This is a piece I wrote for the BBC World Service..
So, the iPhone 5 is here, and while it will sell well, probably better than any phone before it, there’s a sense of anticlimax: this, we are told, is evolution, not revolution. None of the mind-bending sense of newness and change that the iPhone and iPad used to engender. This is a sign, we’re told, that the market is mature, that there’s not much more that can be done.
I’d like to suggest another way of looking at this. For sure, not every new product that comes out of Apple HQ can blow our minds. But that doesn’t mean the mobile device is now doomed for a stodgy and reliable plateau of incremental improvements, like cars, washing machines or TVs.
In fact, quite the opposite. The world of the mobile device has already made extraordinary changes to our world, and we’re only at the start of a much larger set of changes. Our problem is that we’re just not very good judging where we sit amidst all this upheaval.
Consider these little factlets from a survey conducted last year by Oracle. At first glance they seem contradictory, but I’ll explain why they’re not.
More than half of those surveyed thought their mobile phone would replace their iPod/MP3 player by 2015. A year later when they asked them again, a third said it already had. Oracle found more or less the same was true of people’s global positioning systems, or GPS.
Then there’s this. More than two thirds of the people surveyed said they use a smartphone, and of those people, 43% have more than one.
In other words, more and more functions that used to be a separate device are now part of our mobile phone. And yet at the same time a significant chunk of users have more than one mobile phone.
What this means, I think, is that we are integrating mobile phones into our lives in a way that even those who spend time researching this kind of thing don’t really get. In fact we’ve integrated them so much we need two.
That’s because, of course, they’re not really phones: they’re devices that connect us to all sorts of things that we hold dear, whether it’s social, work or personal.
But there’s still a long way to go. The device of the future will make everything more seamless. A company in Thailand, for example, allows you to use your smartphone to open your hotel door, tweak the room lights and air con, order food and switch TV channels.
In other words interact with your surroundings. Some via connected devices, from air conditioning units to washing machines, from street signs to earthquake sensors. Other services will sift piles and piles of big data in the cloud, and push important information to us when we need it. Google already has something called Google Now which tries to anticipate your problems and needs before you do: a traffic jam up ahead, a sudden turn in the weather, a delayed flight.
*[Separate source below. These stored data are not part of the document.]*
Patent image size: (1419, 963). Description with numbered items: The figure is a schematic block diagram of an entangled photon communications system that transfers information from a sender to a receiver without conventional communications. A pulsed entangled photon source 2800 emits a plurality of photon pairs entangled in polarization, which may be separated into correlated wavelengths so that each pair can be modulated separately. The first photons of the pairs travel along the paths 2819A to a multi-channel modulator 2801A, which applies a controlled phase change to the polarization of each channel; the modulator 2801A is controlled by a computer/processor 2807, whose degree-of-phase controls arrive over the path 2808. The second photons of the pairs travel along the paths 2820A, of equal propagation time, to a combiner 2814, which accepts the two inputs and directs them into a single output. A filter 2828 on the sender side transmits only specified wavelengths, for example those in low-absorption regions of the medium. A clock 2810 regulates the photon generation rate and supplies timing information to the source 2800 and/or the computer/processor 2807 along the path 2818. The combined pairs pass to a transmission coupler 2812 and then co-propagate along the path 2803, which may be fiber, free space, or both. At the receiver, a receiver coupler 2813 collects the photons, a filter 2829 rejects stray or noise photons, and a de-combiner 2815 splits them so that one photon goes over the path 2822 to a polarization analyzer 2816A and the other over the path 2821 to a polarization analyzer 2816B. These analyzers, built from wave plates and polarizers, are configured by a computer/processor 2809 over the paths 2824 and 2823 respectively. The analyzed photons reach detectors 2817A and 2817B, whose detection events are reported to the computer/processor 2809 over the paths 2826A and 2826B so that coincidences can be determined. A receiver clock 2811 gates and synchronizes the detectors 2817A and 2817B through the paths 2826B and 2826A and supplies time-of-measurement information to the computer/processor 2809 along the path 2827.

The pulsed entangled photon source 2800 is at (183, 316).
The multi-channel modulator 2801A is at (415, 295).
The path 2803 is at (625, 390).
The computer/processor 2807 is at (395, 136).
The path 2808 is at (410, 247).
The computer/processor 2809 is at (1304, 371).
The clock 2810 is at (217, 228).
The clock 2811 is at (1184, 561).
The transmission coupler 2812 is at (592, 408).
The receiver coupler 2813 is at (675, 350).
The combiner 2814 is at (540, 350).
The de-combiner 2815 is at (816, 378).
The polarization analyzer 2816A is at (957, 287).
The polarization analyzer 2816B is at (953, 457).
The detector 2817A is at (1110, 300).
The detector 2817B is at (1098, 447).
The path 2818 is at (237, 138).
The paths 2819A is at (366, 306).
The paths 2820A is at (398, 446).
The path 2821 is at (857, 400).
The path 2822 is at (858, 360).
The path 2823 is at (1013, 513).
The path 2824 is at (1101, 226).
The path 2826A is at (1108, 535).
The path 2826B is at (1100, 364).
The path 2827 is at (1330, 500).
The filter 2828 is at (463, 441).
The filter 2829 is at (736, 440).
Devices will also interact with the disconnected world, measuring it for us — whether it’s our blood sugar levels or the air quality. Sense movement, odors, colors, frequencies, speed. It may even, one day, see through walls for us.
So our smart phones are just starting to get smart. We’re already smart enough to see how useful they can be. The bits that are missing are the technologies that blend this all together. This could still take some time, but don’t for a moment think the mobile world is about to get boring.
Jeremy, as always great insight into how the mobile sector is adapting. To a certain degree the change is coming from individuals who work in a crowdsource manner to find solutions for elementary problems that people have.
How people think of solutions and make them real-time and relevant is what is going to change how groups and individuals behave.
As a Communications and Digital Consultant I ask clients about how the processes – customer service, sales, engagement, is geared around the real-time multiple location environment that they are operating in. Many look blank. Others see the opportunity.
It is still, as you said, early days, but with figures (from Ovum) showing the adoption of smartphones rapidly increasing across international markets the barrier left is that of how telecoms limit data bandwidth and therefore usage of these devices. That is, IMO, what is going to hold back adoption of new technologies.
Interesting, Julio. It’s a good point about crowdsourcing. I see this as the next wave of innovation, since the tools are becoming available that make this possible over even the flimsiest connection, and with the minimum of prior knowledge or expertise.
On the telcos limiting bandwidth, it’s a good point. Though it’s interesting that Apple has moved a lot of the processing back into the phone with iOS, at least in its maps app. There’s very little data usage apparently. As phones get more powerful and storage prices decline further, it might not be the bottleneck it currently appears.
predicting the future.
Scott versus Jobs.
http://lifelibertytech.com/2012/10/02/the-lost-steve-jobs-speech-from-1983-foreshadowing-wireless-networking-the-ipad-and-the-app-store/
Steve smarter than Ridley?
Interesting, Graham. Was a very smart speech he gave.